Went for my first run the other day in Vibram Five Fingers KSOs.
Recently there has been a growth in popularity of barefoot running, combined with a rejection of over supportive shoes and the orthotics prescribed by many podiatrists. The idea is that over supporting the foot weakens all the muscles and connective tissues in the foot and leads to alignment problems and commonly sore knees. However if you go to many road running shops with sore knees you will be sold a more cushioned and supportive shoe. If you go to a podiatrist with sore knees you may well end up with shoe orthotics to correct the fact that your feet slump when not supported. Bare foot running is proposed as a long term solution to these problems. Bare foot running will stimulate all these weakened muscles and tissues to regrow and sort out your aligned problems and soreness. It’s not something you do every run just to be added in and gradually built up a bit.

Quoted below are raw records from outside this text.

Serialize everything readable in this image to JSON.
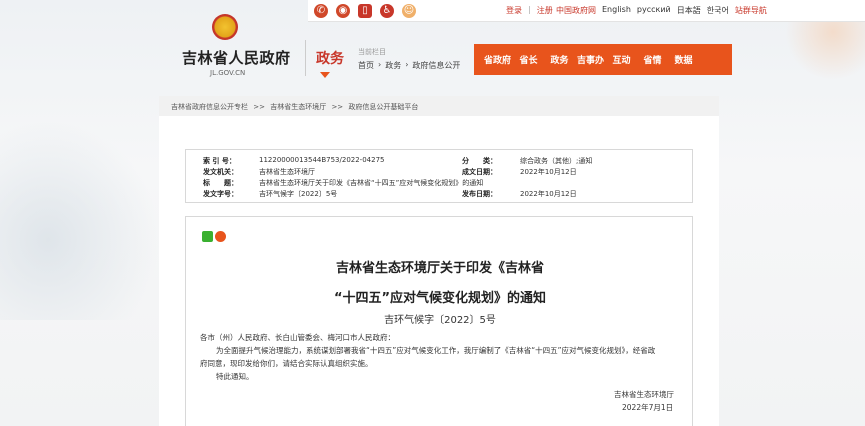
{
  "topbar": {
    "icons": [
      "wechat-icon",
      "weibo-icon",
      "mobile-icon",
      "accessibility-icon",
      "mascot-icon"
    ],
    "login": "登录",
    "register": "注册",
    "langs": [
      "中国政府网",
      "English",
      "русский",
      "日本語",
      "한국어",
      "站群导航"
    ]
  },
  "header": {
    "site_name": "吉林省人民政府",
    "site_domain": "JL.GOV.CN",
    "section": "政务",
    "current_label": "当前栏目",
    "path": [
      "首页",
      "›",
      "政务",
      "›",
      "政府信息公开"
    ]
  },
  "nav": {
    "items": [
      "省政府",
      "省长",
      "政务",
      "吉事办",
      "互动",
      "省情",
      "数据"
    ]
  },
  "breadcrumb": [
    "吉林省政府信息公开专栏",
    ">>",
    "吉林省生态环境厅",
    ">>",
    "政府信息公开基础平台"
  ],
  "meta": {
    "index_label": "索 引 号：",
    "index_value": "11220000013544B753/2022-04275",
    "category_label": "分　　类：",
    "category_value": "综合政务（其他）;通知",
    "org_label": "发文机关：",
    "org_value": "吉林省生态环境厅",
    "created_label": "成文日期：",
    "created_value": "2022年10月12日",
    "title_label": "标　　题：",
    "title_value": "吉林省生态环境厅关于印发《吉林省“十四五”应对气候变化规划》的通知",
    "docnum_label": "发文字号：",
    "docnum_value": "吉环气候字〔2022〕5号",
    "published_label": "发布日期：",
    "published_value": "2022年10月12日"
  },
  "doc": {
    "title_line1": "吉林省生态环境厅关于印发《吉林省",
    "title_line2": "“十四五”应对气候变化规划》的通知",
    "number": "吉环气候字〔2022〕5号",
    "recipients": "各市（州）人民政府、长白山管委会、梅河口市人民政府：",
    "para1_line1": "为全面提升气候治理能力，系统谋划部署我省“十四五”应对气候变化工作，我厅编制了《吉林省“十四五”应对气候变化规划》，经省政",
    "para1_line2": "府同意，现印发给你们，请结合实际认真组织实施。",
    "para2": "特此通知。",
    "signer": "吉林省生态环境厅",
    "date": "2022年7月1日"
  }
}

There is much debate on the subject and of course one solution will not work for everybody. My podiatrist pointed out that if your alignment is genetically flawed to begin with then no amount of barefoot running will correct that. My experience is that I got some orthotics last year which really helped the sore knees which had developed from doing more super long fell races and BG training. But my knees are not as good as there were 2 years ago and so I am hoping that some barefoot running, stretching and use of orthotics (whether permanently or temporarily) will all combine to sort me out. I am not promoting either school of thought particularly at the moment just trying a number of solutions to improve my knees.
Barefoot running is a great goal but difficult to find a surface suitable enough to do it on, which is where the Vibram Five Fingers come in. They are basically rubber covers for your feet, very light and flexible which allow your toes to move independently. They look daft (obviously) but that’s hardly the point. VFF’s allow you to run anywhere you want without worrying about cutting your feet.
My first run was very educational indeed. It is very apparent which part of my foot strikes the ground first and how that changes over time and gradient. It turns out that I† am only just a mid foot striker (actually rear foot downhill) where as I would have said I was a definite mid foot runner. Shortening my stride length and upping cadence downhill lessened the obvious impact of downhill heel striking with no cushioning. The underfoot protection even over rough and stony ground seemed fine although the grip on wet grass and mud would be in the ‘scary’ category (there are models with better grip).
I did a 35min off road run in the wet, maybe a bit long for the first outing and my knees did feel funny towards the end, but no soreness after.
My plan is to run once a week in them and see what happens over time.